Another problem is that we should get an email when some service isn’t running on some production server. And Supervisor doesn’t send any warning mails.

There is a plugin superlance which might do that, but anyway we need monit because potentially we want to also monitor processes which are not running in supervisor. For example the web server. Or the available memory and disk space.

That’s why we use monit in addition to supervisor.

How to monitor whether all supervisor processes are okay? We want a generic solution for all our production servers.

We can run sudo supervisorctl status which outputs something like:

daphne_jane                      RUNNING    pid 14224, uptime 0:20:40
libreoffice                      RUNNING    pid 14219, uptime 0:20:40
linod_jane                       RUNNING    pid 14228, uptime 0:20:40
runworker_jane                   EXITED     May 16 06:46 PM

We want monit to warn us when at least one of these process is not running.

Monit can run arbitrary commands and send a warning if their exit status is something else than expected.

Unfortunately the supervisorctl status command itself does always return with exit status 0, also when some process is not running.

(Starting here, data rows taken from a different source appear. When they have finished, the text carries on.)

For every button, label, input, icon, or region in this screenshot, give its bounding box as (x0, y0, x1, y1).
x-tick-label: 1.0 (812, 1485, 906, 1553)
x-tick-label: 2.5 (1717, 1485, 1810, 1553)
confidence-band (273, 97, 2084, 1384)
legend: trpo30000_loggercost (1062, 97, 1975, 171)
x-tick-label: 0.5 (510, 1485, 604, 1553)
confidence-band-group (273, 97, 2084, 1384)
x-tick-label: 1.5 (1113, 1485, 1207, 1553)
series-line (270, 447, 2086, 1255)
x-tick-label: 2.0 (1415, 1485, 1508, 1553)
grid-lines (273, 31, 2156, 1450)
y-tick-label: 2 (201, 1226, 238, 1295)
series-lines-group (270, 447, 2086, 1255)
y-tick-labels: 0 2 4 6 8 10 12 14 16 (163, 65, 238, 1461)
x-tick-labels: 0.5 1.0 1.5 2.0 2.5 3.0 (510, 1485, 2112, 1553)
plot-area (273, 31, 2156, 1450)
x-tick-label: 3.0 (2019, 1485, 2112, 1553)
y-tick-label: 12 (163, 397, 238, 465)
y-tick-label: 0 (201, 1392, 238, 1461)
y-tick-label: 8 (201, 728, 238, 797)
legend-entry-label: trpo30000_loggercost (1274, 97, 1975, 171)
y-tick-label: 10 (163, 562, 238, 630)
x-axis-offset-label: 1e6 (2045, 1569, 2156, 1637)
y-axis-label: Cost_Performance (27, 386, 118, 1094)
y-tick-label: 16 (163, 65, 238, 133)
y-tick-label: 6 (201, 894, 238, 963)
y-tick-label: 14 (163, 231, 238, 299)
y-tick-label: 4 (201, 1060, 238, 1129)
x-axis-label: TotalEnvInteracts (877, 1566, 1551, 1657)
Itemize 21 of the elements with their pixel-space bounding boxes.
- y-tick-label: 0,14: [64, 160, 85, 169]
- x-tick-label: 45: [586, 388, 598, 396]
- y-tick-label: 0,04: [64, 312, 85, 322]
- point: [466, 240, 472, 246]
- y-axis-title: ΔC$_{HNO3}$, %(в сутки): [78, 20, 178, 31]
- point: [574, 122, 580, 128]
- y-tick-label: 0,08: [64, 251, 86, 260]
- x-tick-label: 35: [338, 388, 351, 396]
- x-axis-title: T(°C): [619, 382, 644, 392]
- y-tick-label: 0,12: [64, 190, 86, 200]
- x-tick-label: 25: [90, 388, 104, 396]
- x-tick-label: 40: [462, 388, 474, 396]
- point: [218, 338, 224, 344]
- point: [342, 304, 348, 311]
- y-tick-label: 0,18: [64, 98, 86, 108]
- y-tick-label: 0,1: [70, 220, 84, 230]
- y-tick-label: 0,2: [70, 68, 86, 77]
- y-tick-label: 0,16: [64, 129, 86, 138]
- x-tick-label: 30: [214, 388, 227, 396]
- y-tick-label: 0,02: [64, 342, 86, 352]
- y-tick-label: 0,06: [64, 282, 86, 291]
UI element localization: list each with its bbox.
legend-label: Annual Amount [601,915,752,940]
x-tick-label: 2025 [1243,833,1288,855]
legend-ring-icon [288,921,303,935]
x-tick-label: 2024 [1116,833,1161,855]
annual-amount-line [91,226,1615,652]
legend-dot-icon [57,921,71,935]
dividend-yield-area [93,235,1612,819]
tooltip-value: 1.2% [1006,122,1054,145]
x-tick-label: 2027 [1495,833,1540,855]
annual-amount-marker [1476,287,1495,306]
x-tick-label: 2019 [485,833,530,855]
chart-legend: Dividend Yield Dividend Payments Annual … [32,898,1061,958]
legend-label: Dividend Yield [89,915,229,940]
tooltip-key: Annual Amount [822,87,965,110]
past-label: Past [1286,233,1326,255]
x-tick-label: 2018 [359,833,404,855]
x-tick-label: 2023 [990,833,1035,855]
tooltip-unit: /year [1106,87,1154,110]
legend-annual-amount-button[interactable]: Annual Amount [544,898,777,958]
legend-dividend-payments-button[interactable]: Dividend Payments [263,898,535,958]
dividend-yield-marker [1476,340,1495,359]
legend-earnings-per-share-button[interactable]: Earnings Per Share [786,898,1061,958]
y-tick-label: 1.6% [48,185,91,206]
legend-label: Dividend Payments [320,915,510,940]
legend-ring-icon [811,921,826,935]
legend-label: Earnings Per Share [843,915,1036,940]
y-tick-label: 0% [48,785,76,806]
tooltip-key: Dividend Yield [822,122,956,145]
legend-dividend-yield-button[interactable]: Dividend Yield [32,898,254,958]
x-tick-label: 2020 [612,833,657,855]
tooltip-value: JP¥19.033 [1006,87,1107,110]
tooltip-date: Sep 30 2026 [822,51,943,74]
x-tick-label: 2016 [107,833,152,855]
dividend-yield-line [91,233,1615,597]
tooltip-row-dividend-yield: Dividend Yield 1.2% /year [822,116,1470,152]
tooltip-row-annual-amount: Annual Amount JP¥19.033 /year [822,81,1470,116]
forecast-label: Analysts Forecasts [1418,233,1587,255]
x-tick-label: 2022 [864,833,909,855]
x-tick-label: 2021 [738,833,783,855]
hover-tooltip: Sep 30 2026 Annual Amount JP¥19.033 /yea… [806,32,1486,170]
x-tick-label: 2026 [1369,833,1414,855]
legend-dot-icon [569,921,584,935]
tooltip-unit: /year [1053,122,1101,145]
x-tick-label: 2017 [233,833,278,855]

So we use awk to test whether some line of the output has something else than the word RUNNING as it second field:

sudo supervisorctl status | awk '{if ( $2 != "RUNNING" ) { print $1 " is not running"; exit 1}}'  ; echo $?

We move this into a separate script because (1) we want to invoke it manually and (2) the monit config files had problems with a complex bash command line that contains itself quotes.

The final result of this session is that we wrote a script healthcheck.sh which tests this and possibly other “health checks”, and a file healthcheck.conf which tells monit to run this script and alert us when it reports a problem.

Note that the addresses of the people to alert is in the local /etc/monit/monitrc (not in healthcheck.conf.

I started a new page in the Hoster’s Guide: Monitoring a Lino production server.